This is followed by an iodination of the thyronine, an amino acid derived from tyrosine or thyroglobulin, again presumably by enzyme action, although the precise steps are unknown.
This biosynthesis leads to the formation of a series of mono-, di-, tri- and tetra-iodothyronine. Two molecules of diiodothyronine condense to form tetra-iodothyronine.
To some degree one molecule of monoiodothyronine condenses with one molecule of diiodothyronine to form triiodothyronine.
Tetraiodothyro- nine or thyroxine and smaller amounts of the other iodothyronines, liberated in the lumen of follicle from the glandular thyroid cells are stored as the glycoprotein thyroglobulin of molecular weight of about 675,000.
It is characterized by containing 0.5 to 1% of iodine by weight. Kendlla showed that thyroglobulin consists of a protein globulin and a simple unit called thyroxine, which contains 65% of iodine by weight.

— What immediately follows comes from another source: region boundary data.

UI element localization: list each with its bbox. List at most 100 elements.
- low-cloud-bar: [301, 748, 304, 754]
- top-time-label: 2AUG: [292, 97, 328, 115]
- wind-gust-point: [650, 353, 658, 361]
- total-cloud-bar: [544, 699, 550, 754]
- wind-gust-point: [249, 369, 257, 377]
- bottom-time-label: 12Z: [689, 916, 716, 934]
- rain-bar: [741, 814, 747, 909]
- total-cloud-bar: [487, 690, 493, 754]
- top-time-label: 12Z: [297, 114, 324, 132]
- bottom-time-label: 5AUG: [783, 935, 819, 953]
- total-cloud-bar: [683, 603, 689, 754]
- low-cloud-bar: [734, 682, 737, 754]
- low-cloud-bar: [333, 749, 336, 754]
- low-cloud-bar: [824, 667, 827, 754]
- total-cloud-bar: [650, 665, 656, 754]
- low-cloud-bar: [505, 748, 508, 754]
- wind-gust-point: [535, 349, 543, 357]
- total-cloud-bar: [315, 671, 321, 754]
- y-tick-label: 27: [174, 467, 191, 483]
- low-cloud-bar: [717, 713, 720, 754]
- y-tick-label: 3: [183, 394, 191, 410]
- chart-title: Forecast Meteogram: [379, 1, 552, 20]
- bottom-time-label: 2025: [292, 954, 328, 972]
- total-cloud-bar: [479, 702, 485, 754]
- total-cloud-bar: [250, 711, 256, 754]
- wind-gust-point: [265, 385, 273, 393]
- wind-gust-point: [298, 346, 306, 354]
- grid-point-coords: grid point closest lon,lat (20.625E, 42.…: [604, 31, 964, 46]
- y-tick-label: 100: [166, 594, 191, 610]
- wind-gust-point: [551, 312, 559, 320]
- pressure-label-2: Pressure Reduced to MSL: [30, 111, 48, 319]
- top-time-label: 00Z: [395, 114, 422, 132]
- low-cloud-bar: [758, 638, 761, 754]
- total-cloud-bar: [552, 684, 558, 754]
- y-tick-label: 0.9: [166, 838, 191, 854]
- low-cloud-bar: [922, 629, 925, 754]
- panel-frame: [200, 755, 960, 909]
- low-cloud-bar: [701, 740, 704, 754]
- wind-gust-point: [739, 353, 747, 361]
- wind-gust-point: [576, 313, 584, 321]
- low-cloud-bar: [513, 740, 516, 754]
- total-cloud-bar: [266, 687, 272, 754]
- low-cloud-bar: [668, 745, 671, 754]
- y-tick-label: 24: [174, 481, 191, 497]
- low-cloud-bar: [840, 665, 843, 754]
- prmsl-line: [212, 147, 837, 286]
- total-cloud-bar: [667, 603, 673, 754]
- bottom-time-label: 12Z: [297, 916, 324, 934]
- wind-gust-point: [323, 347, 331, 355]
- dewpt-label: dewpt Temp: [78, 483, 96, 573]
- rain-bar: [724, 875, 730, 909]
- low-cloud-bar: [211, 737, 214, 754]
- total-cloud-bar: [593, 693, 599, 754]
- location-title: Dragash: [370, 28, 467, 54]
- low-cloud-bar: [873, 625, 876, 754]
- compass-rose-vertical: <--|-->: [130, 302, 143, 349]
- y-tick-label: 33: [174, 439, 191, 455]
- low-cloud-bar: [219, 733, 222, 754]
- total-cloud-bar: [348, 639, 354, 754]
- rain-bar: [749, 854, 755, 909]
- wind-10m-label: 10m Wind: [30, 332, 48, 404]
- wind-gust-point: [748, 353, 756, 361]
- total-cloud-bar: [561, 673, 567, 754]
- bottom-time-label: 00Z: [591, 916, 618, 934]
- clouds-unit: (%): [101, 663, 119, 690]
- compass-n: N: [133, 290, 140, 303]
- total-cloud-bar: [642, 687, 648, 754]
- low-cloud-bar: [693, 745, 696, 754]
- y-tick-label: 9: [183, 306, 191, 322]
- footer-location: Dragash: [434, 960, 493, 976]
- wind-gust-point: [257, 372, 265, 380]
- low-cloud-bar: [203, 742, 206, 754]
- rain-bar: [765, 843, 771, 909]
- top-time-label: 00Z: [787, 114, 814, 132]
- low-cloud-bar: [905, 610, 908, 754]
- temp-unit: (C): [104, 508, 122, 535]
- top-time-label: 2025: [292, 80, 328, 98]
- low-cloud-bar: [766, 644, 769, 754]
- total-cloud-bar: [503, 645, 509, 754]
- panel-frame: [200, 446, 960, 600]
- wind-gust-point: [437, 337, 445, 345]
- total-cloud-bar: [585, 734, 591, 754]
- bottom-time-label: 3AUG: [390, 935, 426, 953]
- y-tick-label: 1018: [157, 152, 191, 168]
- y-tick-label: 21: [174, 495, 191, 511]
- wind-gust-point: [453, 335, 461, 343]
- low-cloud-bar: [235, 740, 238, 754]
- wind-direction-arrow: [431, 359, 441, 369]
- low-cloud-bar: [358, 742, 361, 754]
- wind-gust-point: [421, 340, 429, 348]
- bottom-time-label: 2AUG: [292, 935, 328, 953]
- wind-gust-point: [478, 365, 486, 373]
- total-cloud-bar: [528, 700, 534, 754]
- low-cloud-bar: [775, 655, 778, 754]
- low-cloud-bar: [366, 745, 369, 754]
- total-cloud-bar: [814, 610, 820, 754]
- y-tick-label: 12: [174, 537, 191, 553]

When required by the body these mono-, di-, tri- and tetra iodothyronines are released by action of a protease from the thyroglobulin and secreted into blood, where they combine with the plasma proteins in a loose union so that they may be transported to the tissues of the body.
The mono-, di-, and triiodothyronines are bound less strongly to the plasma protein than the tetraiodothyronine, therefore, they are present in low concentration.
The whole process of synthesis and release is stimulated by TSH (thyroid stimulating hormone) from the anterior lobe or adenohypophysis of pituitary.
In the absence of this hormone, the thyroid ceases its secretory activity and undergoes atrophy.
Recently it has been found that the thyroid gland also produces thyrocalcitonin, an hormone whose action probably is to decrease blood calcium concentrations—an action antagonistic to that of parathyroid hormone.